İnsan yaşlandıkça, hayatın zorluklarına karşı daha bilgece bir duruş sergileyeceğini umar. Ancak, bilgelik ve deneyim, duygusal kırılganlığı ortadan kaldırmaz. Aksine, hayatın anlamını ve değerini daha derinden kavradıkça, duygusal yaralar da daha derin hissedilebilir.
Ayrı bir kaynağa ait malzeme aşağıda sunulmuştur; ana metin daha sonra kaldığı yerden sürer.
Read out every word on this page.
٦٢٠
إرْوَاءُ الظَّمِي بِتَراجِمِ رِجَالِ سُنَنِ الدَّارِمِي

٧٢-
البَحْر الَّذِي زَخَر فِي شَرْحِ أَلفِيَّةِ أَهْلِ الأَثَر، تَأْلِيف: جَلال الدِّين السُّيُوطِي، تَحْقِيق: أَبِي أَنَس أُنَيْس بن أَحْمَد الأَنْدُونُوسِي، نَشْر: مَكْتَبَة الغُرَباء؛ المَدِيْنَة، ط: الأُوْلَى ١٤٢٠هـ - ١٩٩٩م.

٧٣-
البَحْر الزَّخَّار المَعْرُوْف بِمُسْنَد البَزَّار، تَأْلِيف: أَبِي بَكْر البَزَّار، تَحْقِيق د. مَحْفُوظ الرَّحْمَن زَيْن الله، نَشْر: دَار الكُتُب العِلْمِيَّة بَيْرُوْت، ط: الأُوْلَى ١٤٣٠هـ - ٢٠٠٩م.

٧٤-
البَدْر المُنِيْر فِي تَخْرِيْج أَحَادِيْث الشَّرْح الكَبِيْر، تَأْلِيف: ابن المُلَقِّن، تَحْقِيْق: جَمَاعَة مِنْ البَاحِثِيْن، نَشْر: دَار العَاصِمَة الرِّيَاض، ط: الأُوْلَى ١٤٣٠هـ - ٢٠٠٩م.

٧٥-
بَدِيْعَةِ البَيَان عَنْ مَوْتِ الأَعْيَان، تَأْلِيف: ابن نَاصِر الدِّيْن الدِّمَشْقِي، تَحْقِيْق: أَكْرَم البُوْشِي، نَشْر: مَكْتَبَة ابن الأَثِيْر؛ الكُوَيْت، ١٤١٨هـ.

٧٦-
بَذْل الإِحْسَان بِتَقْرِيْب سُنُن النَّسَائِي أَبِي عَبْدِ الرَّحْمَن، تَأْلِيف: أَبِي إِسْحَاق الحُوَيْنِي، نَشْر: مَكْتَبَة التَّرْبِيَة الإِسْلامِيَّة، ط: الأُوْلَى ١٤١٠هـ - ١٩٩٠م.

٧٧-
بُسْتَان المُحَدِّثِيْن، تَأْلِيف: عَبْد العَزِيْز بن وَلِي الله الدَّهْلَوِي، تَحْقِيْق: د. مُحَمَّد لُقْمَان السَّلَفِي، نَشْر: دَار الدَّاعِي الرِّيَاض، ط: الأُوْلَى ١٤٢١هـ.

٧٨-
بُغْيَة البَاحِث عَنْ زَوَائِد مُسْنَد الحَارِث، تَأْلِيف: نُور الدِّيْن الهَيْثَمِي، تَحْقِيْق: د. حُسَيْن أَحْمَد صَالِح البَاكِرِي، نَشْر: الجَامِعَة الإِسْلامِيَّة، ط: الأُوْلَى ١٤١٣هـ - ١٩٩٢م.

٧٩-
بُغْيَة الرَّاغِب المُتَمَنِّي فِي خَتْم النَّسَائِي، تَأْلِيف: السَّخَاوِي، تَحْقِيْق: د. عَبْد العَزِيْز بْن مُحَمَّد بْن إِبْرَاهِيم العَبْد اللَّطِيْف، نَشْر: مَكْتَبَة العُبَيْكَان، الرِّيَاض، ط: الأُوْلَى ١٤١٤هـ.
Yaş ilerledikçe, hayattaki küçük şeylerin değerini daha iyi anlıyoruz sanki. Bir çiçek açması, bir kuşun sesi, sevdiklerimizle geçirdiğimiz anlar... Bunların hepsi, bizim için daha kıymetli hale geliyor. Belki de bu yüzden, ani bir kayıp ya da trajedi yaşadığımızda, acısı daha büyük oluyor. Çünkü artık sadece bir hayali değil, o güzel anıları, o tatlı hatıraları da kaybetmiş oluyoruz.
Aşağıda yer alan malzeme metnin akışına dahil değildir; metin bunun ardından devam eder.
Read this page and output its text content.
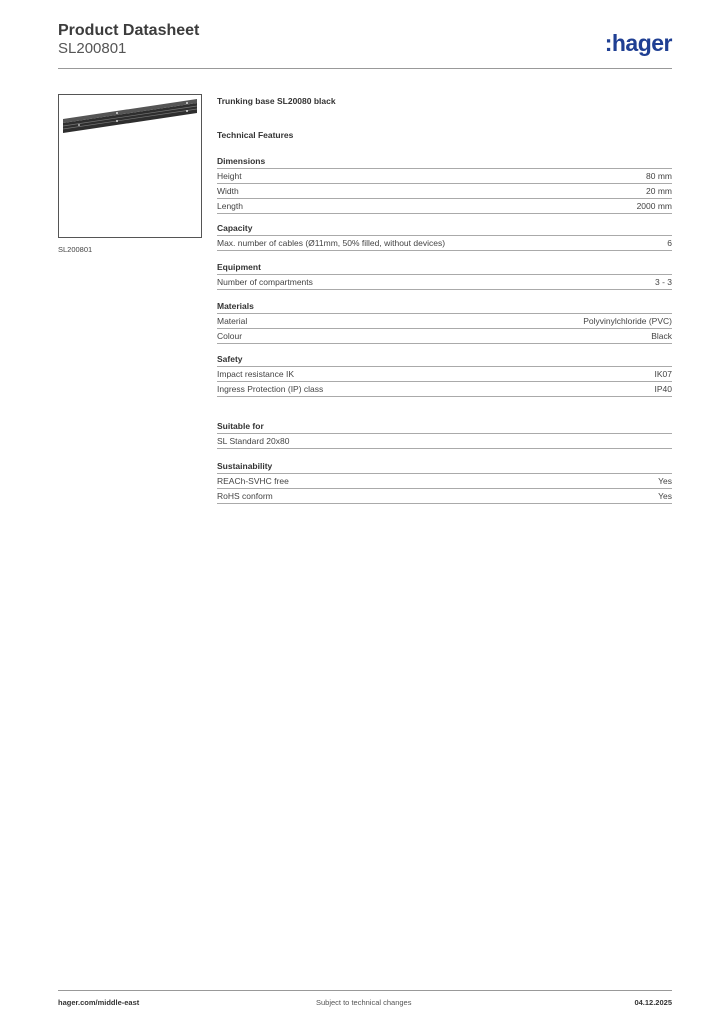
Product Datasheet
SL200801	:hager
SL200801
Trunking base SL20080 black
Technical Features
Dimensions
Height	80 mm
Width	20 mm
Length	2000 mm
Capacity
Max. number of cables (Ø11mm, 50% filled, without devices)	6
Equipment
Number of compartments	3 - 3
Materials
Material	Polyvinylchloride (PVC)
Colour	Black
Safety
Impact resistance IK	IK07
Ingress Protection (IP) class	IP40
Suitable for
SL Standard 20x80
Sustainability
REACh-SVHC free	Yes
RoHS conform	Yes
hager.com/middle-east	Subject to technical changes	04.12.2025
Diğer bir şey de, yaşlandıkça, kendimizi daha zayıf, daha yavaş, daha çekingen hissetmeye başlıyoruz. Belki de bu yüzden, hayatın zorluklarıyla yüzleşmek, gençliğimizde olduğundan daha zor geliyor. Evet, artık daha tecrübeli ve bilgiliyiz. Ama aynı zamanda, duygusal olarak daha savunmasızız.
Ebet, bazı insanlar yaşlılığı büyük bir olgunluk ve huzur içinde karşılıyor. Hayatın onlara sunduğu her şeyi kabul ediyorlar. Ama çoğu insan için yaşlılık, gelecek korkusuyla birlikte geliyor. Yaşlanmaktan, güç kaybetmekten, yalnız kalmaktan korkuyoruz.
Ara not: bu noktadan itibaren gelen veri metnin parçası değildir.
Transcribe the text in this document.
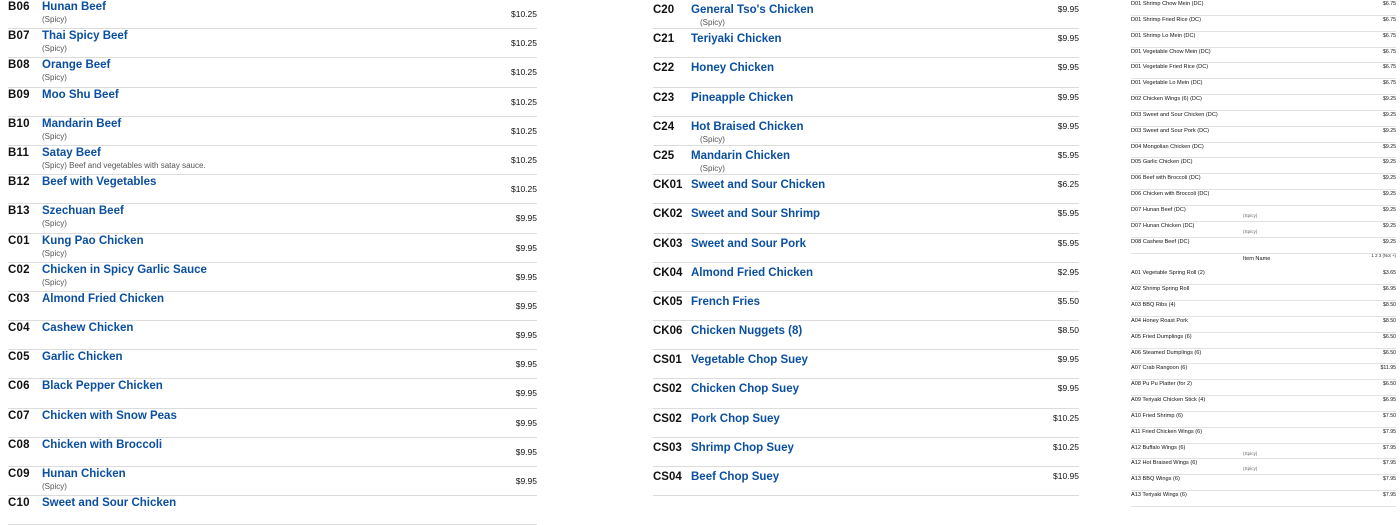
B06 Hunan Beef
(Spicy)
$10.25
B07 Thai Spicy Beef
(Spicy)
$10.25
B08 Orange Beef
(Spicy)
$10.25
B09 Moo Shu Beef
$10.25
B10 Mandarin Beef
(Spicy)
$10.25
B11 Satay Beef
(Spicy) Beef and vegetables with satay sauce.
$10.25
B12 Beef with Vegetables
$10.25
B13 Szechuan Beef
(Spicy)
$9.95
C01 Kung Pao Chicken
(Spicy)
$9.95
C02 Chicken in Spicy Garlic Sauce
(Spicy)
$9.95
C03 Almond Fried Chicken
$9.95
C04 Cashew Chicken
$9.95
C05 Garlic Chicken
$9.95
C06 Black Pepper Chicken
$9.95
C07 Chicken with Snow Peas
$9.95
C08 Chicken with Broccoli
$9.95
C09 Hunan Chicken
(Spicy)
$9.95
C10 Sweet and Sour Chicken
C20 General Tso's Chicken
(Spicy)
$9.95
C21 Teriyaki Chicken	$9.95
C22 Honey Chicken	$9.95
C23 Pineapple Chicken	$9.95
C24 Hot Braised Chicken
(Spicy)
$9.95
C25 Mandarin Chicken
(Spicy)
$5.95
CK01 Sweet and Sour Chicken	$6.25
CK02 Sweet and Sour Shrimp	$5.95
CK03 Sweet and Sour Pork	$5.95
CK04 Almond Fried Chicken	$2.95
CK05 French Fries	$5.50
CK06 Chicken Nuggets (8)	$8.50
CS01 Vegetable Chop Suey	$9.95
CS02 Chicken Chop Suey	$9.95
CS02 Pork Chop Suey	$10.25
CS03 Shrimp Chop Suey	$10.25
CS04 Beef Chop Suey	$10.95
D01 Shrimp Chow Mein (DC)	$6.75
D01 Shrimp Fried Rice (DC)	$6.75
D01 Shrimp Lo Mein (DC)	$6.75
D01 Vegetable Chow Mein (DC)	$6.75
D01 Vegetable Fried Rice (DC)	$6.75
D01 Vegetable Lo Mein (DC)	$6.75
D02 Chicken Wings (6) (DC)	$9.25
D03 Sweet and Sour Chicken (DC)	$9.25
D03 Sweet and Sour Pork (DC)	$9.25
D04 Mongolian Chicken (DC)	$9.25
D05 Garlic Chicken (DC)	$9.25
D06 Beef with Broccoli (DC)	$9.25
D06 Chicken with Broccoli (DC)	$9.25
D07 Hunan Beef (DC)
(Spicy)
$9.25
D07 Hunan Chicken (DC)
(Spicy)
$9.25
D08 Cashew Beef (DC)	$9.25
Item Name
1 2 3 (Not +)
A01 Vegetable Spring Roll (2)	$3.65
A02 Shrimp Spring Roll	$6.95
A03 BBQ Ribs (4)	$8.50
A04 Honey Roast Pork	$8.50
A05 Fried Dumplings (6)	$6.50
A06 Steamed Dumplings (6)	$6.50
A07 Crab Rangoon (6)	$11.95
A08 Pu Pu Platter (for 2)	$6.50
A09 Teriyaki Chicken Stick (4)	$6.95
A10 Fried Shrimp (6)	$7.50
A11 Fried Chicken Wings (6)	$7.95
A12 Buffalo Wings (6)
(Spicy)
$7.95
A12 Hot Braised Wings (6)
(Spicy)
$7.95
A13 BBQ Wings (6)	$7.95
A13 Teriyaki Wings (6)	$7.95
Cormac McCarthy'nin “No Country for Old Men.” adlı romanının film uyarlamasındaki anlatacağım şu sahne üzerinde düşünün.
Sahnede, yaşlı Şerif Bell (Tommy Lee Jones'un canlandırdığı karakter), emekliliğin eşiğinde, dünyanın karmaşıklığı karşısında kendini çaresiz hisseder. Suç, uyuşturucu ve şiddetin giderek arttığı bu dünyada, iyiliğin kötülüğü yendiği o basit anlatılar artık çok nadir görülmektedir. Şerif Bell, hayatında bir boşluk, bir anlamsızlık olduğunu düşünür. Sanki tüm değerler altüst olmuş, dünya artık onun anlayabileceği bir yer olmaktan çıkmıştır.
Şerif Bell, görev sırasında aldığı bir kurşun yarası sonucu tekerlekli sandalyeye mahkum olan emekli Şerif amcası Ellis'i ziyaret eder. Amca Ellis'in (gerçek hayattaki kovboy/aktör Barry Corbin tarafından muhteşem bir şekilde canlandırılıyor) yüzünde, hayatın zorluklarına rağmen dimdik duran bir bilgelik ifadesi vardır. Şerif Bell'in içindeki çaresizliği fark eden Amca Ellis, ona hayatın anlamı ve zorluklarla başa çıkma konusunda değerli bilgiler verir.
"Bu yeni bir şey değil. Bu ülke, insanlara karşı acımasız. Gelecek olanı durduramazsın. Her şey senin için hazır değil. Bu sadece bir kibir."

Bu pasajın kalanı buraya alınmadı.